The Indian Constitution — Part 2
George Orwell claimed, “In a time of universal deceit – telling the truth is a revolutionary act.” By that measure, a commitment to telling the truth as one sees it must make one a bit of a revolutionary. Here I continue with my argument that the Indian constitution is the fountainhead of all of India’s troubles. Unless and until it is replaced, India will continue to languish at the bottom of the heap. That claim predictably makes people uncomfortable. In this series I aim to support argue for its truth. (Here is the first part.) In this part, I examine the importance of rules.
An economy essentially is a collection of interacting human beings. For any group of two or more people, this collective interaction requires rules. These rules could have evolved naturally, in which case they are part of the culture. or they could have been formally codified through some formal procedure (which itself could have been arrived at organically or by borrowing from others.) In all cases, however, there always are rules.
Rules are powerful
They fundamentally determine the nature and outcome of the interactions that go to determine the game. An economy is a very large, multi-generational complicated game played by a very large number of people. It is easy to see that rules determine the game.
A board game like chess differs from checkers or draughts because the rules are different. It is not the shape of the pieces that make them different games. The same pieces under different rules define a different game. Similarly, the same set of players following different rules could play a game of soccer or a game of cricket. Rules define all games, including the great games of politics and economics.
All political entities are defined (and distinguished) by the rules. Two entities following different set of rules have different outcomes. Natural historical experiments across the world point to the truth of this proposition. Following WW II, East and West Germany’s fortunes diverged. The people in the two nations had similar endowments — history, culture, material & social. They followed different sets of rules. The outcomes were markedly different.
The same story can be told for North and South Korea, and many other parts of the world. Another example relates to the US and Argentina.
A short century ago the US and Argentina were rivals. Both were riding the first wave of globalisation at the turn of the 20th century. Both were young, dynamic nations with fertile farmlands and confident exporters. Both brought the beef of the New World to the tables of their European colonial forebears. Before the Great Depression of the 1930s, Argentina was among the 10 richest economies in the world.
A hundred years later there was no choice at all. One had gone on to be among the most successful economies ever. The other was a broken husk.
There was no individual event at which Argentina’s path was set on a permanent divergence from that of the United States of America. But there was a series of mistakes and missteps that fit a general pattern. The countries were dealt quite similar hands but played them very differently. The similarities between the two in the second half of the 19th century, and in fact up to 1939, were neither fictional nor superficial.

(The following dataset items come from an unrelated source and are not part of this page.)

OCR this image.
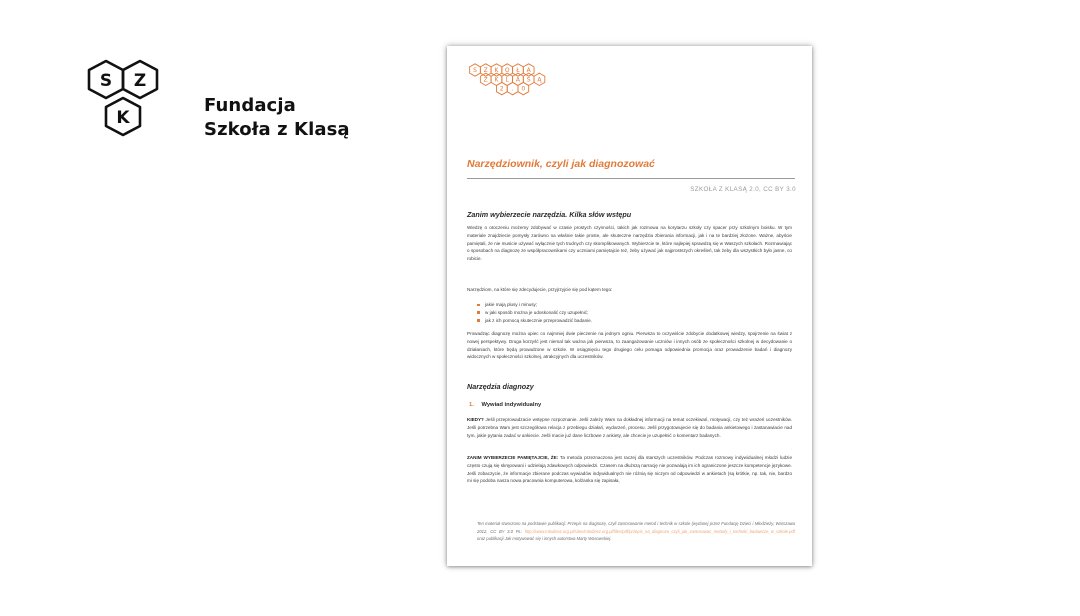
S Z
K
Fundacja
Szkoła z Klasą
S Z K O Ł A
Z K L A S Ą
2 . 0
Narzędziownik, czyli jak diagnozować
SZKOŁA Z KLASĄ 2.0, CC BY 3.0
Zanim wybierzecie narzędzia. Kilka słów wstępu

Wiedzę o otoczeniu możemy zdobywać w czasie prostych czynności, takich jak rozmowa na korytarzu szkoły czy spacer przy szkolnym boisku. W tym materiale znajdziecie pomysły zarówno na właśnie takie proste, ale skuteczne narzędzia zbierania informacji, jak i na te bardziej złożone. Ważne, abyście pamiętali, że nie musicie używać wyłącznie tych trudnych czy skomplikowanych. Wybierzcie te, które najlepiej sprawdzą się w Waszych szkołach. Rozmawiając o sposobach na diagnozę ze współpracownikami czy uczniami pamiętajcie też, żeby używać jak najprostszych określeń, tak żeby dla wszystkich było jasne, co robicie.

Narzędziom, na które się zdecydujecie, przyjrzyjcie się pod kątem tego:

jakie mają plusy i minusy;
w jaki sposób można je udoskonalić czy uzupełnić;
jak z ich pomocą skutecznie przeprowadzić badanie.

Prowadząc diagnozę można upiec co najmniej dwie pieczenie na jednym ogniu. Pierwsza to oczywiście zdobycie dodatkowej wiedzy, spojrzenie na świat z nowej perspektywy. Druga korzyść jest niemal tak ważna jak pierwsza, to zaangażowanie uczniów i innych osób ze społeczności szkolnej w decydowanie o działaniach, które będą prowadzone w szkole. W osiągnięciu tego drugiego celu pomaga odpowiednia promocja oraz prowadzenie badań i diagnozy widocznych w społeczności szkolnej, atrakcyjnych dla uczestników.

Narzędzia diagnozy
1. Wywiad indywidualny

KIEDY? Jeśli przeprowadzacie wstępne rozpoznanie. Jeśli zależy Wam na dokładnej informacji na temat oczekiwań, motywacji, czy też wrażeń uczestników. Jeśli potrzebna Wam jest szczegółowa relacja z przebiegu działań, wydarzeń, procesu. Jeśli przygotowujecie się do badania ankietowego i zastanawiacie nad tym, jakie pytania zadać w ankiecie. Jeśli macie już dane liczbowe z ankiety, ale chcecie je uzupełnić o komentarz badanych.

ZANIM WYBIERZECIE PAMIĘTAJCIE, ŻE: Ta metoda przeznaczona jest raczej dla starszych uczestników. Podczas rozmowy indywidualnej młodzi ludzie często czują się skrępowani i udzielają zdawkowych odpowiedzi. Czasem na dłuższą narrację nie pozwalają im ich ograniczone jeszcze kompetencje językowe. Jeśli zobaczycie, że informacje zbierane podczas wywiadów indywidualnych nie różnią się niczym od odpowiedzi w ankietach (są krótkie, np. tak, nie, bardzo mi się podoba nasza nowa pracownia komputerowa, kolżanka się zapisała,

Ten materiał stworzono na podstawie publikacji: Przepis na diagnozę, czyli zastosowanie metod i technik w szkole (wydanej przez Fundację Dzieci i Młodzieży, Warszawa 2012, CC BY 3.0 PL: http://www.mlodziez.org.pl/sites/mlodziez.org.pl/files/pdf/przepis_na_diagnoze_czyli_jak_zastosowac_metody_i_techniki_badawcze_w_szkole.pdf oraz publikacji Jak motywować się i innych autorstwa Marty Wasowskiej.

[Source: “Argentina: The superpower that never was.” Alan Beattie in the Financial Times of May 23rd, 2009]
The different outcomes of the two countries depended on a variety of factors, no doubt, but the one salient factor that necessarily differed was in the different rule sets the two countries followed.
Rules Determine Trajectories
The trajectory that an economy takes is dictated by the rules. If the trajectory has to change, the rules have to change. If the rules don’t change, the trajectory does not change. This fact simply explains the persistence of prosperity or poverty of nations. Generally, the rules persist and therefore the trajectory persists.
People make the rules. But in a bit of circular causation, rules make the people. Of course, it is only the “leaders” of the group make the rules. But the rules themselves determine who the leaders are. Rules provide the constraints within which the rules are made and by whom. Rules choose leaders and leaders choose rules (although this is not simultaneous.)